When I was pregnant with our first child, Sam wanted to know if the baby was going to be a boy or a girl. He would be happy anyway; he just wanted to be prepared. As new parents, we nurtured the fantasy that we could be prepared for things like babies and parenting.
Two years later, when I was expecting our second child, Sam again wanted to know the sex of the child, but by then I had warmed to the idea of not knowing. On the day of the ultrasound, the baby’s legs were so crossed that the doctor couldn’t determine the gender, and I waddled away with my hidden child safely in the womb. I have not scheduled a follow-up ultrasound. The baby would let us know in due course.
Mourning, too, requires its own not-knowing, without the benefit of a date when all will be revealed. I didn’t know why Sam ended his life, what had seemed impossible to him, how he had descended so deeply into despair. I didn’t know what I had missed, where I had failed, if I could have stopped him, what our children and I would be like without him. At some point I would have to learn to live with these many unknowns. And I did.
There was one thing I did know. In those dark days of intense grief, someone shone a light on us with a simple but powerful message: “You are seen. You are loved.”
Over the course of the next week, we received nightly offerings. Always simple – six apples, seven clementines, eight packs of gum – each decorated with the signature silver ribbon, white square note and childlike handwriting.
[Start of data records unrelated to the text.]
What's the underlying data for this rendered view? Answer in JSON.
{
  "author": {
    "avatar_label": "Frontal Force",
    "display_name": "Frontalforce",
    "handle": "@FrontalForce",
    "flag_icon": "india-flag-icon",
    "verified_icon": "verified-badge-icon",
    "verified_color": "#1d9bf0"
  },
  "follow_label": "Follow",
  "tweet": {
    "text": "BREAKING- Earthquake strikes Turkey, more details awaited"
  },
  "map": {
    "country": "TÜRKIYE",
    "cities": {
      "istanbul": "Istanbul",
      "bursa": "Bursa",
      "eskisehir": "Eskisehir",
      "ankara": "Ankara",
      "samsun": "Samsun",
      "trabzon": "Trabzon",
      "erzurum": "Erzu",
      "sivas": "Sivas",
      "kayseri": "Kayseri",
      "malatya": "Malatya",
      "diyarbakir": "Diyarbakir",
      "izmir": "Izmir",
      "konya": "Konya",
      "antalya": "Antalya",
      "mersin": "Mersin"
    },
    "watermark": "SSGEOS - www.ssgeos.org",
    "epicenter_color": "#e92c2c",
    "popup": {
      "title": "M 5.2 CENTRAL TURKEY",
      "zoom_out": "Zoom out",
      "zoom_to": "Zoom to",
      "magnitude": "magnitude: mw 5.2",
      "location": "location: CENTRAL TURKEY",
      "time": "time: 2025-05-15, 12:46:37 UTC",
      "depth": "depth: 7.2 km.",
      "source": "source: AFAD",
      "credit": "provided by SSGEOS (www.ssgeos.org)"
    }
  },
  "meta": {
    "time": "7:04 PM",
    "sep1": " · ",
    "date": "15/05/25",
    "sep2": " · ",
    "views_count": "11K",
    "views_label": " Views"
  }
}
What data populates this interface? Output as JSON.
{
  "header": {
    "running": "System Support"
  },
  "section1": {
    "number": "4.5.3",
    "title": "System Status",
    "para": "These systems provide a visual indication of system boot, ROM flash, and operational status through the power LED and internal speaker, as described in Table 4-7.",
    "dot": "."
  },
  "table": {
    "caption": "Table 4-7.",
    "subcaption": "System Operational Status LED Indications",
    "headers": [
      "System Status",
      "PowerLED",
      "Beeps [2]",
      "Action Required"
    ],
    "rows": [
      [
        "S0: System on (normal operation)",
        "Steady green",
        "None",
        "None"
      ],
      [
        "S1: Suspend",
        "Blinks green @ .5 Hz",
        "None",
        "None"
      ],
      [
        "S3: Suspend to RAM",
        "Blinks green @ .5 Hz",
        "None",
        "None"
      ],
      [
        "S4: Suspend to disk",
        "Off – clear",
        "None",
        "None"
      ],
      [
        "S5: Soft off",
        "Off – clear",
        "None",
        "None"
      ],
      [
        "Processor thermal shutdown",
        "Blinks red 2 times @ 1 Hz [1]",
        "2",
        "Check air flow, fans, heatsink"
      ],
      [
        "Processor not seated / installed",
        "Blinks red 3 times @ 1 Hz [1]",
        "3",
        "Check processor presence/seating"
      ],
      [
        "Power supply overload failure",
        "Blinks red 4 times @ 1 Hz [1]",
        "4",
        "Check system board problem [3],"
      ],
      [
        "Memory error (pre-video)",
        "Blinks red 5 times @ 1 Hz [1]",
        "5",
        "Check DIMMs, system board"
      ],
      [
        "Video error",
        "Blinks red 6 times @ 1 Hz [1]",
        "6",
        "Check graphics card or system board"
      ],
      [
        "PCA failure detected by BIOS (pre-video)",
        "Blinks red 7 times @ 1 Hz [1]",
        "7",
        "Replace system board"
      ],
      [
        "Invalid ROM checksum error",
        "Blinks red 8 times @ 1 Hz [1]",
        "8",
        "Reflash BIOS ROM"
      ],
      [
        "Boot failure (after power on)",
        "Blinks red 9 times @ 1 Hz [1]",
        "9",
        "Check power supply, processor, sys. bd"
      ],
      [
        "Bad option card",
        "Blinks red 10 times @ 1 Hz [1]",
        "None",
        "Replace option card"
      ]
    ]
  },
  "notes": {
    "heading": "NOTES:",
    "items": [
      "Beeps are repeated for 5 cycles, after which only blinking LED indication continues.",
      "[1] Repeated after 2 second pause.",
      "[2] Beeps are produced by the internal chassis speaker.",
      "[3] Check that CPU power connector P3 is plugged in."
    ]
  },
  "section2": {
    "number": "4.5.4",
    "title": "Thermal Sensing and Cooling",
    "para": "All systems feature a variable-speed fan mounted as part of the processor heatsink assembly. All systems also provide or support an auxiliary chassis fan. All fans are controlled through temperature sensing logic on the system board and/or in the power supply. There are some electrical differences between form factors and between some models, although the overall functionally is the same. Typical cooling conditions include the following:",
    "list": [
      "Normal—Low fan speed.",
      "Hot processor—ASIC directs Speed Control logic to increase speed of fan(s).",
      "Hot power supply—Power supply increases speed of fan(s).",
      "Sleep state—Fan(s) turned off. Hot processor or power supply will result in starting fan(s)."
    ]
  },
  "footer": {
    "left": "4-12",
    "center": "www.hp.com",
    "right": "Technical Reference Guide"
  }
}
It could have been a coordinated effort, a family project, or a wonderfully clever friend. I didn’t know and I didn’t want to know anymore. Something in the not-knowing appealed to me. I began rounding up the boys in the kitchen at the back of the house at night and bribing them with dessert or an extra chapter from “The Miraculous Journey of Edward Tulane” so the anonymous giver could stay that way. I made it my mission to protect their sacred, generous act.